Ребята подошли к дому. Валентин достал из своей котомки несколько кусочков коры, кисточку сморщенных от мороза таинственных ягод и внимательно рассматривал их на ладони, что-то бормоча себе под нос. Из окна на него смотрел папа с невыразимой горечью на лице. Мальчик повёл друзей в дом. В прихожей выстроились в линеечку пять пар начищенных до блеска сапог — братья прибыли в увольнение. Вся семья собралась за накрытым столом, во главе которого восседал папа в кителе. Мама обносила братьев блюдом с котлетами, те кивком головы благодарили. Папа встал произнести речь. Валентин повёл друзей в свою комнату. К столу их не пригласили.

Мальчик налил гостям липового чая.

— Вот, в этом году липы заготовил, — Валентин кивнул на картонные коробки под кроватью. — Ну, так что у вас случилось?

Ребята рассказали свою историю.

— Есть такой сбор, — обнадёжил Валентин. — Думаю, он поможет вашему дедушке продержаться.

Он объяснил ребятам, как заваривать и пить траву, и выдал пакетик с зельем.
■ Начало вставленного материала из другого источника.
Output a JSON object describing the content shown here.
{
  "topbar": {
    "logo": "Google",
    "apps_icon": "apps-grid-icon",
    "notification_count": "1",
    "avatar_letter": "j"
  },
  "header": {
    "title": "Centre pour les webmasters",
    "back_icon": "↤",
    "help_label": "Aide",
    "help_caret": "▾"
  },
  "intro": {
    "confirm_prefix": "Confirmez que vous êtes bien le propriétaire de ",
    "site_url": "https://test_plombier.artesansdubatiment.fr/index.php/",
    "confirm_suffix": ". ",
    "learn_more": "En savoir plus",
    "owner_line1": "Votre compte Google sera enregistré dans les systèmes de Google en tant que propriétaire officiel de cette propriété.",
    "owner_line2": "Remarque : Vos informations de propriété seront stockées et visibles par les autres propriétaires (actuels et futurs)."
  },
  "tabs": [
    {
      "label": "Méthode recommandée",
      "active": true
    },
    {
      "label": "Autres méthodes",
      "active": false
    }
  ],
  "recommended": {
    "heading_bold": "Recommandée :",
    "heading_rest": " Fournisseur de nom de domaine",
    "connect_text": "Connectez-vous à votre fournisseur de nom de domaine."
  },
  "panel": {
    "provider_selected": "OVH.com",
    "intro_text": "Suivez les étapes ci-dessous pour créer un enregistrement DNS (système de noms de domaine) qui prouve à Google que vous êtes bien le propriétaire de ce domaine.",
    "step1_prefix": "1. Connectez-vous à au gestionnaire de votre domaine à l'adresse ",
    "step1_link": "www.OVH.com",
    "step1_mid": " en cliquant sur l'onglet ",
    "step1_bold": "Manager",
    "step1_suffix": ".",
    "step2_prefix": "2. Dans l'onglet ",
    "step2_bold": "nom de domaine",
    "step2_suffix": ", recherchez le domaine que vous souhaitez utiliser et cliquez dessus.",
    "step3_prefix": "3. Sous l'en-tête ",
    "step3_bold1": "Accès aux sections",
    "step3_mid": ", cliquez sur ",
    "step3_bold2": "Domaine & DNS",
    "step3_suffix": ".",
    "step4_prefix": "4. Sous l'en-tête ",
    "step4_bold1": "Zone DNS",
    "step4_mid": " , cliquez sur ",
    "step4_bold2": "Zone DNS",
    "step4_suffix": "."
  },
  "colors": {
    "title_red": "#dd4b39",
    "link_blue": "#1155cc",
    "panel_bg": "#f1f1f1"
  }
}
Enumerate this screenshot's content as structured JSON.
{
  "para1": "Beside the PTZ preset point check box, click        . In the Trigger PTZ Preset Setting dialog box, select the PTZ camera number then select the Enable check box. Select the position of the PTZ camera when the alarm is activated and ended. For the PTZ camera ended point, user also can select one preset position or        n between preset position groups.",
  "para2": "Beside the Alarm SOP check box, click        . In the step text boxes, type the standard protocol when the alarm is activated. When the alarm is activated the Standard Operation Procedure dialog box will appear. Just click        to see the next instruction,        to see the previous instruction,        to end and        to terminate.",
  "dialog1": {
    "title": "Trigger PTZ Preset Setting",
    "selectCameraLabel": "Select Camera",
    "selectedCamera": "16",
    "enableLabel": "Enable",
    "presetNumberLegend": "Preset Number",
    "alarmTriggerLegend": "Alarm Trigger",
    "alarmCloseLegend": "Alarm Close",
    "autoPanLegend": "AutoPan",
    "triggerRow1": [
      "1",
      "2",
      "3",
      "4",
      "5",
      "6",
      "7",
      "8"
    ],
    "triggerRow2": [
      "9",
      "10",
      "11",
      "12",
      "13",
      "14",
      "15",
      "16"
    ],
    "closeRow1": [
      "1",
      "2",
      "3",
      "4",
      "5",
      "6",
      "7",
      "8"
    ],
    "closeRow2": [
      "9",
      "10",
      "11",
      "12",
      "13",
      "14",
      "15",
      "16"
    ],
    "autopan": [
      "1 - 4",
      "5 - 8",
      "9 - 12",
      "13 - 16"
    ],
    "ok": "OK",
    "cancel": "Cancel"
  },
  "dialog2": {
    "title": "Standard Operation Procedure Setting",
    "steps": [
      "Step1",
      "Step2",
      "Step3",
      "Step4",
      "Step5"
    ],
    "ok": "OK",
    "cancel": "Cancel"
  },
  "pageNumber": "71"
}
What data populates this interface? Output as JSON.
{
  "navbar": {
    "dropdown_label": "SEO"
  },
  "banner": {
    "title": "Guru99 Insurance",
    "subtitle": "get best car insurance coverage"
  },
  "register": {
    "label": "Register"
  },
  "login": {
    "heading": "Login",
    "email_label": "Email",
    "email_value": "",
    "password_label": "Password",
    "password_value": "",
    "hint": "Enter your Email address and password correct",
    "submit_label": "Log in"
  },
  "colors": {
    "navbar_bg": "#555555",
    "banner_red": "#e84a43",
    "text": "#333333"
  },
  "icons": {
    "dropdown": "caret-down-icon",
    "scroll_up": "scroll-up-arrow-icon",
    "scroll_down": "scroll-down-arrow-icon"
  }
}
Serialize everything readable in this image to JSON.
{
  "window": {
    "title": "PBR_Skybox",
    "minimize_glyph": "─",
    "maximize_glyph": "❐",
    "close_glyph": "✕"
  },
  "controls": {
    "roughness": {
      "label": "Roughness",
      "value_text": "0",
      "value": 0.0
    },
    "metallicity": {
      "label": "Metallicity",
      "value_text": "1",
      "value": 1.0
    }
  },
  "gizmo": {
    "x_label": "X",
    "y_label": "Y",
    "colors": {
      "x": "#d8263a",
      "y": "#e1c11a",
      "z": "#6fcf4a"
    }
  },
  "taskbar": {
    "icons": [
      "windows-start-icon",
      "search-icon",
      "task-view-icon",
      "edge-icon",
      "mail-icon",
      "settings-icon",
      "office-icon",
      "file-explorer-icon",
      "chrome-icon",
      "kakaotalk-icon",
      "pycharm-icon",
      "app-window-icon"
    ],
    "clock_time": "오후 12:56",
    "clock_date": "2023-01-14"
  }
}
Дети простились с Валентином и направились прямиком в тюрьму. Они решили поскорее передать дедушке травы, а заодно выяснить, сколько денег им потребуется, чтоб выкупить его.

Когда ребята прибыли на место, то первым делом направились в кабинет директора тюрьмы. Они были настроены очень решительно. Первой взяла слово Тома:

— Уважаемый директор тюрьмы! — начала девочка. — У вас пребывает наш дедушка. Он ни в чём не виноват, поэтому мы хотим его выкупить. У нас есть 140 рублей, которые мы можем вам предоставить.

Коля молча слушал и гордился сестрой. «Я бы так никогда не сказал!» — восхищённо подумал он.

Директор ничего не ответил. Он взял бумажку, написал на ней «100 000», сунул ребятам под нос, потом положил в рот, разжевал и съел. Тома ещё не умела считать, но по лицу брата она поняла, что это очень много.

— Вы должны сократить сумму! — воскликнула девочка.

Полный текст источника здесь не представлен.